身体に似合わない大きな翼を羽ばたかせながら、静かに着地する。

そして、私の方に歩いてきて。


「紅葉。大和が、もう歩き回っても大丈夫って許可を貰ってた」

「そうか。よかったじゃないか」

「うん」

「…リュカ。こいつが澪で、まあ、龍なんだけど、うちに住んでる妖怪の一人だ。あと、大和と撫子がいるんだけど」

「へぇ…。龍?小さい女の子にしか見えないけど…」

「紅葉。こいつ、誰なんだ?」

「オレの幼馴染みで、リュカっていう名前だ」

「ふぅん。よろしく」

「ああ、よろしく」

「千秋。大和の修行、また始められるぞ」

「そうだな。まあ、今日はいちおうやめておこう」

「うん。なぁ、紅葉も、男になる練習をしてみないか?」

「また考えとくよ…」

「そっか…。でも、かなとも結婚しないとだし、やっぱり、私は男になる練習はしないといけないんだ。立派な大人の男になって、紅葉とかなと結婚する」

「澪も、身体は女で心は男…ってやつか?」

「いや。こいつは、もともとは男で、今は女の姿だけど、人間の男に変化する修行をしてる」

「ややこしいな…。

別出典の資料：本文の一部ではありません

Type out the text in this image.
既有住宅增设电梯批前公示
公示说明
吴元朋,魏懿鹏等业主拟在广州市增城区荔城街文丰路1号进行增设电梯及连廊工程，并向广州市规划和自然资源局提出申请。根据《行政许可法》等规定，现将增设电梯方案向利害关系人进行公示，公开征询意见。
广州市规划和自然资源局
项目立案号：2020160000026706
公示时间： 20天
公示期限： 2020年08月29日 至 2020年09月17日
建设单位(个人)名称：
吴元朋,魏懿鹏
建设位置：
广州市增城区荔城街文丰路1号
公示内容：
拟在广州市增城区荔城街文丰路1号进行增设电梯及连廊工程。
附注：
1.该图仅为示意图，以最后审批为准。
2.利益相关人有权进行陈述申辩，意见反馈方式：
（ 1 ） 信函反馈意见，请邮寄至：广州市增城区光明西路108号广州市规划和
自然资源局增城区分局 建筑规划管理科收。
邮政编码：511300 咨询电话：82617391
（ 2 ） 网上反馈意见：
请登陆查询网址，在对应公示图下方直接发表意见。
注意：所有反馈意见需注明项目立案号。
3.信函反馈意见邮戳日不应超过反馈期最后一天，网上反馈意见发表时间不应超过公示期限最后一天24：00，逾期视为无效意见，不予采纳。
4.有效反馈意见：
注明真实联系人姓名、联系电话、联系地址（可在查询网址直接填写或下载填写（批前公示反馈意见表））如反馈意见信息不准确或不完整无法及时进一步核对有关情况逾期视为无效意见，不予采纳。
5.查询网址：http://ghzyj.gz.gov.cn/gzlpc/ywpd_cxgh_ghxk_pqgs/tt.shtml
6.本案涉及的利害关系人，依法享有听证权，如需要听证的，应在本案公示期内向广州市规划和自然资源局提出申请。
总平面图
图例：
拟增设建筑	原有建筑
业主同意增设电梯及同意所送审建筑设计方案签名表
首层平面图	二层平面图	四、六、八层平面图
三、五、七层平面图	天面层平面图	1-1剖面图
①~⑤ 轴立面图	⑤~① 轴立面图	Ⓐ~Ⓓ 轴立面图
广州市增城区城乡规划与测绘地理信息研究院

なんで、最初から男の姿に変化しないんだ?」

「私は、妖術の変化が苦手で、今は術式の変化を使ってるんだけど、術式の変化は記憶とかの情報から変化する姿を再構築して、それから身体を作り変えるものだから、これは私本来の姿じゃなくて、記憶の中にある、昔に世話になった家の娘の姿なんだ。まあ、記憶の服を着てるようなものだから、こっちの方が難易度は低いんだけど、妖術の方が自由に姿を作り変えられるから、そっちの方が便利は便利なんだ」

「なんとなく分かったような、分からなかったような…」

「だから、今、術式の変化でリュカのその姿を真似ることは出来るけど、リュカとは微妙に違う人にはなれない。少し目が大きいとか、ホクロの位置が違うとかいう程度のことでも」

「ふぅん…」

「私がリュカの姿で紅葉と子供を作っても、その子はリュカと紅葉の子供だ。リュカは何もしてなくても。それじゃ意味がないだろ?」

「なんか怖いな、それはそれで…。でも、それじゃ、紅葉が男になって、澪と子供を作ったところで、それは澪が世話になった女の人の姿なんだから、澪と紅葉の子供じゃないだろ」

「いいんだ、それは。私は、この姿のもとになった娘のことが大好きだった。今はどこにいるのかも分からないけど…。でも、紅葉とこの娘の子供なら、私は一緒愛することが出来る」

「ふぅん…。そんなものなのか…」

「うん」

「…とにかくだ。そういう話は、オレの知らないところで勝手に進めないでくれ」

「えぇー。私は、紅葉のことが大好きだ!」

「分かったから、大声を出すな…」

「そうだぞ、澪。本当に愛しているのなら、わざわざそんな大声で主張をしなくても、相手に伝わっているものだ」

「うっ…。紅葉、私の愛は伝わっているか…?」

「余計なことを言うなよ、千秋…」

「ふふふ」


まあ、澪の愛は伝わっているよ。

痛いほど、ひしひしとな…。

哀しそうな目で縋り付いてくる澪の頭を撫でてやりながら、少し千秋を睨み付けておく。

…なんだか、いろいろと大変な状況になっている気がするけど、それだけ自分が愛されているということなら、嬉しい気がしないでもない。

でも、勝手にいろいろと話が盛り上がっていってるのは、どうにかならないんだろうか…。